Затевается сухая офисная преснота по процентам… а я её не слышу… по новым кредитным предложениям – и её не слышу. На кредиты ввели удобный банковский аннуитет… Если оформлю новый заём, его можно будет погашать минимальными равными долями… на хрен бы они мне сейчас сдались! Юлия презентует обновлённый «Клиент-банкинг». Спрашивает про выписки и будут ли какие-либо перечисления. Я молчу. И только вижу перед собой, как кум затягивает меня в будку летящего «пирожка», спасая от неминуемого падения на асфальт. А потом мы долго-долго смеёмся, играемся с Хокой, пьём крепкий зелёный чай с бисквитным тортом. Юлия протягивает мне образец процентных графиков. А я отодвигаю от себя этот никчемный белый листок и прошу у неё стакан воды. «С вами всё в порядке?» – «Нет, не в порядке. Совсем не в порядке». – «Что-то случилось?» – «Да, случилось. Беда случилась. Только что я узнал, что погибает мой лучший друг. Родной человек. И я уже ничем не могу ему помочь. Ничем… И никто не сможет».

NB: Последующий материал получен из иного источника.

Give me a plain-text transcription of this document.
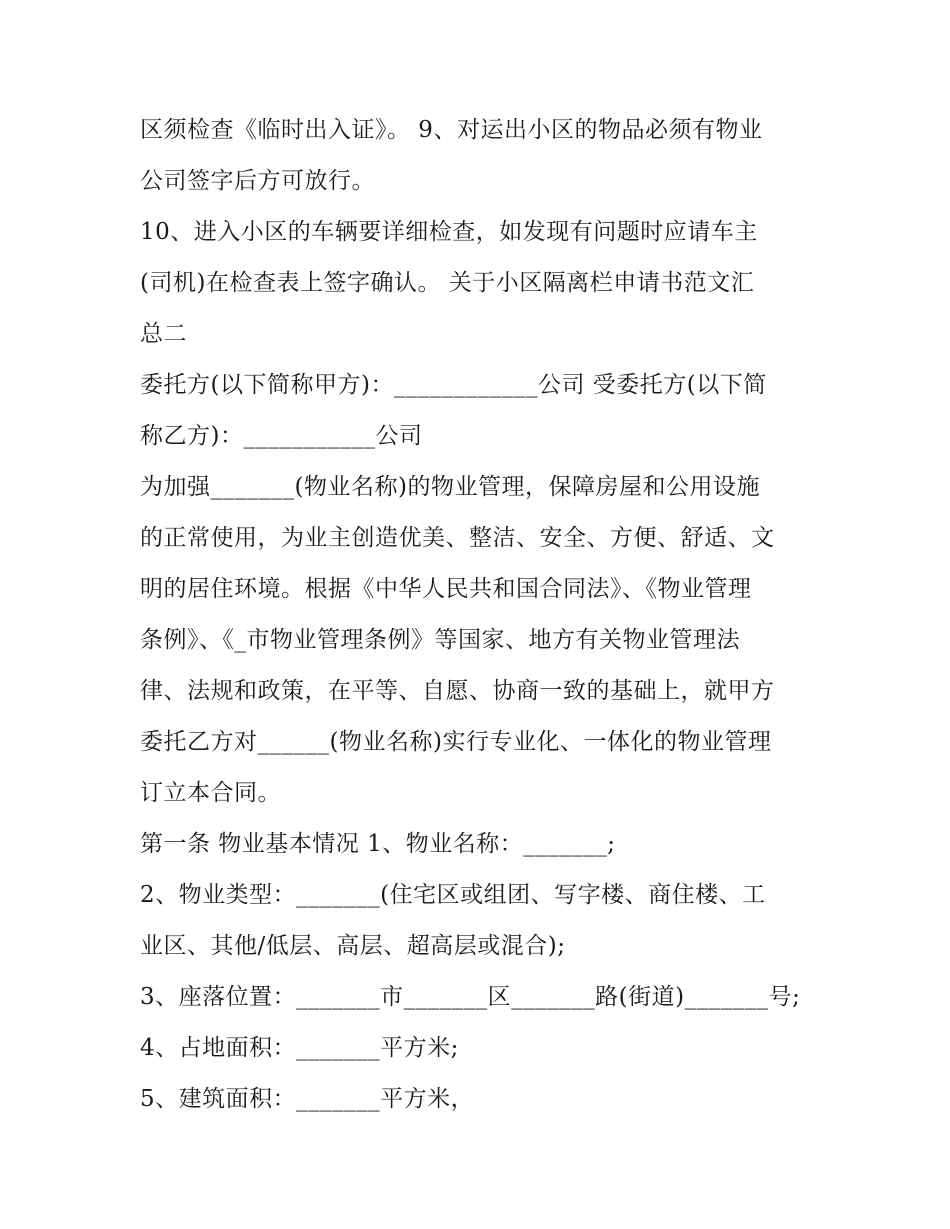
区须检查《临时出入证》。 9、对运出小区的物品必须有物业
公司签字后方可放行。
10、进入小区的车辆要详细检查，如发现有问题时应请车主
(司机)在检查表上签字确认。 关于小区隔离栏申请书范文汇
总二
委托方(以下简称甲方)：____________公司 受委托方(以下简
称乙方)：___________公司
为加强_______(物业名称)的物业管理，保障房屋和公用设施
的正常使用，为业主创造优美、整洁、安全、方便、舒适、文
明的居住环境。根据《中华人民共和国合同法》、《物业管理
条例》、《_市物业管理条例》等国家、地方有关物业管理法
律、法规和政策，在平等、自愿、协商一致的基础上，就甲方
委托乙方对______(物业名称)实行专业化、一体化的物业管理
订立本合同。
第一条 物业基本情况 1、物业名称：_______;
2、物业类型：_______(住宅区或组团、写字楼、商住楼、工
业区、其他/低层、高层、超高层或混合);
3、座落位置：_______市_______区_______路(街道)_______号;
4、占地面积：_______平方米;
5、建筑面积：_______平方米，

Оттолкнув кресло, резко подскакиваю. Рывком бросаюсь к выходу. С Юлией попрощался? Документы забрал? Нет? Какая разница! Быстрее на свежий воздух. Быстрее, быстрее, быстрее! Нечем дышать. Нечем дышать. Не могу дышать. Хочу кричать. И тоже не могу. Тяжёлый воздух, словно ртуть, затекает в лёгкие, а обратно – никак. Задыхаюсь. Задыхаюсь. Кумушкин, что же это такое? Что мне делать? Чем помочь? Состояние – полный провал. Беспомощность. Бессилие. Шок. Хочется упасть на пыльный асфальт и забыться. Центр города? Ерунда какая! Падаю на край какого-то грязного бордюра. Присаживаюсь. Обхватываю голову руками. Согнувшись, замираю.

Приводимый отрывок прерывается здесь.